Posteriormente, Howa deu à luz um menino bonito. Toda a comunidade cristã se regozijou. No entanto, soube-se que as pessoas que estavam contra o jovem casal tinham pedido aos talismãs – objetos especiais que acreditam que tenham poderes mágicos – pela vida de Howa, seu marido ou do bebê.
Os parentes de Howa por parte da mãe contactaram depois a família do marido de Howa. Ambos os grupos familiares atuaram juntos contra o jovem casal. Foilhes muito difícil para viverem normalmente. Eram frequentemente ameaçados e insultados. Mais de uma vez, os pais vieram para raptar Howa, mas não tiveram sucesso. Os vizinhos cristãos apoiaram Howa e seu marido, e a Polícia e o governo local vinham para dar proteção, quando solicitada.
As autoridades viram esta tarefa como uma maneira de trazer paz entre os dois grupos. Como o casamento de Howa era oficial e reconhecido pelo Estado, em princípio o governo estava do lado do jovem casal. Os parentes por parte da mãe insistiram que o casamento não era mais válido e exigiram o divórcio e retorno de sua filha. E então, enquanto tudo isto estava a acontecer, o bebê de Howa morreu após uma doença que durou dois dias!
A história ainda continua nos dias de hoje. No momento, Howa voltou para a casa de seu pai para mostrar que ela não tinha sido roubada mas que decidiu casar com o jovem cristão. Ela ainda não foi circuncidada. Mas uma de suas amigas cristãs foi circuncidada há três dias…
Notas para discussão …
* Alguns dos nossos leitores podem talvez dizer a si mesmos, ‘Eu realmente não compreendo como esta pressão pode levar uma moça a pedir para ser circuncidada’ mas em África, as pressões do grupo são muito fortes – o grupo é mais importante do que o indivíduo. Num caso como o de Howa, ela quer fazer algo que o grupo não aceita e o grupo fará o que puder para forçá-la a aceitar aquilo em que acreditam. Que tipo de influências podem alterar as crenças de grupos no caso de questões vitais como a circuncisão feminina?

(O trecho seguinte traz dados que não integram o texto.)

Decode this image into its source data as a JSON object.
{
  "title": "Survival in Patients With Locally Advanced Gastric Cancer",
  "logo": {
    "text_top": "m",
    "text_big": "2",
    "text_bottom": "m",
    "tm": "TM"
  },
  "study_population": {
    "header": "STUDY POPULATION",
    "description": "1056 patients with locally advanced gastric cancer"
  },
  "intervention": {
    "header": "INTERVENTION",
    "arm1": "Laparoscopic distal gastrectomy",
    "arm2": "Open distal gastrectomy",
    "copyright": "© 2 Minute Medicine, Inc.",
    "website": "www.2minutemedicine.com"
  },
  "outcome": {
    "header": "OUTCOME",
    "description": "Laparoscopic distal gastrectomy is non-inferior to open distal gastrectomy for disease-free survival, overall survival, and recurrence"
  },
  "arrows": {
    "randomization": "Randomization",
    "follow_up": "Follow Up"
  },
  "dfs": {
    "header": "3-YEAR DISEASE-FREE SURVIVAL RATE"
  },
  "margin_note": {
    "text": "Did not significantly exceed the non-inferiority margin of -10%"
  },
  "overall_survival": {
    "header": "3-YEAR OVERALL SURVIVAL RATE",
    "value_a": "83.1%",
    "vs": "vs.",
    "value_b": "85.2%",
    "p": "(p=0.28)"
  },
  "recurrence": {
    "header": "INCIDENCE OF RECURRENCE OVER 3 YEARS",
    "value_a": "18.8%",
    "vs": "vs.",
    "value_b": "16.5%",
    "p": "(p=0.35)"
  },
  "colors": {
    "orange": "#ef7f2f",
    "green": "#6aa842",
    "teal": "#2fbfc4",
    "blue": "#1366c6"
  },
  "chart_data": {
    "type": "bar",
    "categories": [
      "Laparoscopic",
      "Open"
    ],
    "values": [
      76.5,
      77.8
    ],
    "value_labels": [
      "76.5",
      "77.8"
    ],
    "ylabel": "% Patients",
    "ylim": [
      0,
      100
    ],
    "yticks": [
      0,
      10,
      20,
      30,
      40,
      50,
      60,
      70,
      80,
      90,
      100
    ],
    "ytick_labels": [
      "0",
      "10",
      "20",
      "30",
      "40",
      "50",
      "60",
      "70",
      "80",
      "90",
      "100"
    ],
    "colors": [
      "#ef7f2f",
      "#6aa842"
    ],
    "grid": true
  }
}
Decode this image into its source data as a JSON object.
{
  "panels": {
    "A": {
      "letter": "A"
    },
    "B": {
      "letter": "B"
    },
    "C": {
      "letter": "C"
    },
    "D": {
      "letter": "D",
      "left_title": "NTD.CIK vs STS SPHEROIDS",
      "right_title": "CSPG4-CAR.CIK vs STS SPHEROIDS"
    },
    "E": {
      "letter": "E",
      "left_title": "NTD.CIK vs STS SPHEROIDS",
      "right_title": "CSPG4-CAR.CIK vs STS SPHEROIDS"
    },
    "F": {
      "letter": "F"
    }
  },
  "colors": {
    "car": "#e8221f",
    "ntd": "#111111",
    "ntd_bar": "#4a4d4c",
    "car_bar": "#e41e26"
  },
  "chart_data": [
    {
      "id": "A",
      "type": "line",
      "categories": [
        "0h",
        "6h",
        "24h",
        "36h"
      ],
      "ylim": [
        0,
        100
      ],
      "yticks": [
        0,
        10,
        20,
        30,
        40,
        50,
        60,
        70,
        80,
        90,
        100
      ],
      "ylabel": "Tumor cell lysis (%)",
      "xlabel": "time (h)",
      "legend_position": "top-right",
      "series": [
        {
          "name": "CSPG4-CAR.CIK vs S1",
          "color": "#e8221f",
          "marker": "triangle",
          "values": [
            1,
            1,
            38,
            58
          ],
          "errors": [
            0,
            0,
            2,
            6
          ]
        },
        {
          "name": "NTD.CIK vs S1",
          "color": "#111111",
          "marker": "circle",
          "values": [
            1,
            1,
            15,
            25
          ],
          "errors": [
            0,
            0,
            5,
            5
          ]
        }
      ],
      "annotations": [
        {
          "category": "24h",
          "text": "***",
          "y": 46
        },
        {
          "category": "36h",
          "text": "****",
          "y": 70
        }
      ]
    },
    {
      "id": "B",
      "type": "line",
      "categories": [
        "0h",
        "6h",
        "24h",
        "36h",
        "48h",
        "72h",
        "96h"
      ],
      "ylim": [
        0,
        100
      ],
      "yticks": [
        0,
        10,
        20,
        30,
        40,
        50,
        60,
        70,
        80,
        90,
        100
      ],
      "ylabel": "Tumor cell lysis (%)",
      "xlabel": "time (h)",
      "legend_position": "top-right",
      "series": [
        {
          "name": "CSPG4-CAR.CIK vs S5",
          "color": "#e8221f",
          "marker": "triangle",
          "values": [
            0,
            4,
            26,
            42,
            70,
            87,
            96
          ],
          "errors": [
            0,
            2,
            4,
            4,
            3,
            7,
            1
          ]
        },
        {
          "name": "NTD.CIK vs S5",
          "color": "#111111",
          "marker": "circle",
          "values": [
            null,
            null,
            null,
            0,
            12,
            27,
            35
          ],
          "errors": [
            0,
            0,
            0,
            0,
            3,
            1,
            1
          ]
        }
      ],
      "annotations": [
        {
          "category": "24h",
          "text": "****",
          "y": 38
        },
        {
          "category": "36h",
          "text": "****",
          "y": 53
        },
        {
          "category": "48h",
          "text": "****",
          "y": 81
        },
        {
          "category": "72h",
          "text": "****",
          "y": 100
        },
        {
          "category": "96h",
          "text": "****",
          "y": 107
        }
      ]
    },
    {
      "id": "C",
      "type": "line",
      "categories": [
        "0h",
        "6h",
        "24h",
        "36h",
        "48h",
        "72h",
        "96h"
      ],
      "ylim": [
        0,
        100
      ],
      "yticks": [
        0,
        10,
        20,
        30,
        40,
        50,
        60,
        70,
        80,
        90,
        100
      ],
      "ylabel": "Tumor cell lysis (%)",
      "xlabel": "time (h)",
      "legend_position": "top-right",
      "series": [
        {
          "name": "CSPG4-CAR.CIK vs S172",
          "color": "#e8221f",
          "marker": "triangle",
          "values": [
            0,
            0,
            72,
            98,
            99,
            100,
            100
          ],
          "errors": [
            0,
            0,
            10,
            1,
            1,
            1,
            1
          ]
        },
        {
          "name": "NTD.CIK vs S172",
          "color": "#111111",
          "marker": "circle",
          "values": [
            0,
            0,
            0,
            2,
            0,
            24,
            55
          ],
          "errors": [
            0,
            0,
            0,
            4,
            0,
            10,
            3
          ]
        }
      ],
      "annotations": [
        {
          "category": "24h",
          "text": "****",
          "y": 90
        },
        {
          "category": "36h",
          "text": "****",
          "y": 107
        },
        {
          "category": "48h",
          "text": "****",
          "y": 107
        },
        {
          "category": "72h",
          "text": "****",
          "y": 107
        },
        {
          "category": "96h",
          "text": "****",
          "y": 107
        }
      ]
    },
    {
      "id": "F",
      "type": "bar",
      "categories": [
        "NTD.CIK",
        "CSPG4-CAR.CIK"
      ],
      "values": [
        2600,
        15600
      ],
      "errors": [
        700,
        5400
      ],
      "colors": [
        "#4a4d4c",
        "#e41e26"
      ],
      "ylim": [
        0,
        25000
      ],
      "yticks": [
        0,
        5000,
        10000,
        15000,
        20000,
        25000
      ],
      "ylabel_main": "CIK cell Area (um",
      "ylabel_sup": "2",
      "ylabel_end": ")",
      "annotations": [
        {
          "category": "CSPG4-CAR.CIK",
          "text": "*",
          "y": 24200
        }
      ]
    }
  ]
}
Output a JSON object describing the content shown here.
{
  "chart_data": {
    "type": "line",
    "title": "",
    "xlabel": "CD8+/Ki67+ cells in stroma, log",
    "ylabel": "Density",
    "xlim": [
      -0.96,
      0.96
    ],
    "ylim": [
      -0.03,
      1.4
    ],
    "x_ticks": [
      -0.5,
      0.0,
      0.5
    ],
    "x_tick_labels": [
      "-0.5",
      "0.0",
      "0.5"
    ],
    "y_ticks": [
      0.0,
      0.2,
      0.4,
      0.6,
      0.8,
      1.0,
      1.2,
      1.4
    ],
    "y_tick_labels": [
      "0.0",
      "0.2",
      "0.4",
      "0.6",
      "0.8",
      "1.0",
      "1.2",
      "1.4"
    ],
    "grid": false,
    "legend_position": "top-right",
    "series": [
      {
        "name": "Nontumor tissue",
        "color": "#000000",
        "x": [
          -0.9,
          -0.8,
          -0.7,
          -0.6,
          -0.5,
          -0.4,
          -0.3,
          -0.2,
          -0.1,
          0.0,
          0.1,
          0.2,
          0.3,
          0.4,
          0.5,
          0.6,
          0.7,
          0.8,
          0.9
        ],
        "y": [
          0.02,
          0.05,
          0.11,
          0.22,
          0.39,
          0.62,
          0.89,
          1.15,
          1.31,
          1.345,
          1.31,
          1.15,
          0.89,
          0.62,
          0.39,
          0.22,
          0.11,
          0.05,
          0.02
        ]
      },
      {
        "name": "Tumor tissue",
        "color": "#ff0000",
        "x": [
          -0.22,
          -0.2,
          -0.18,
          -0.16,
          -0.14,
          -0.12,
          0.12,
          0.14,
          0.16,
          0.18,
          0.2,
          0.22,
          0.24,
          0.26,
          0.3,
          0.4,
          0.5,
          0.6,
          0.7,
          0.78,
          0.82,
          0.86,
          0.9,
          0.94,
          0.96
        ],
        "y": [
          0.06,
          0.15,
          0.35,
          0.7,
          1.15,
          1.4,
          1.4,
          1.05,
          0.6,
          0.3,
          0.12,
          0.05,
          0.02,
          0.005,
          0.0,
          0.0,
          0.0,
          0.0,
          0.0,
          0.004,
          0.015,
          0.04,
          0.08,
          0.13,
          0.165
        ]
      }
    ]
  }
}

* A circuncisão é vista frequentemente como uma prova de que a mulher é corajosa. Ela pode também ser vista como uma questão de orgulho. As mulheres não gostam de ser consideradas fracas. Elas querem o respeito das pessoas. Insultos e outras pressões podem levar uma moça a ter uma circuncisão. Como podem mulheres como Howa ser apoiadas durante este tipo de pressão contínua?
* As pessoas idosas acreditam que, após a excisão, uma moça se torna dócil e permanecerá fiel a seu marido. Que tipo de respostas podemos dar em relação a esta crença?
* As mulheres idosas que realizam circuncisões pensam que são modernas pois substituíram a faca tradicional e usam agora uma lâmina nova em cada operação. Estas mulheres idosas geralmente são vitais para manter costumes como as circuncisões femininas. Pode pensar em maneiras úteis pelas quais elas podem ser incentivadas a considerar outros pontos de vista?
* Algumas pessoas dizem que os homens incentivam as circuncisões femininas como uma maneira de exercer poder e controle sobre as mulheres. O que podem os homens fazer para incentivar discussões sobre estas questões?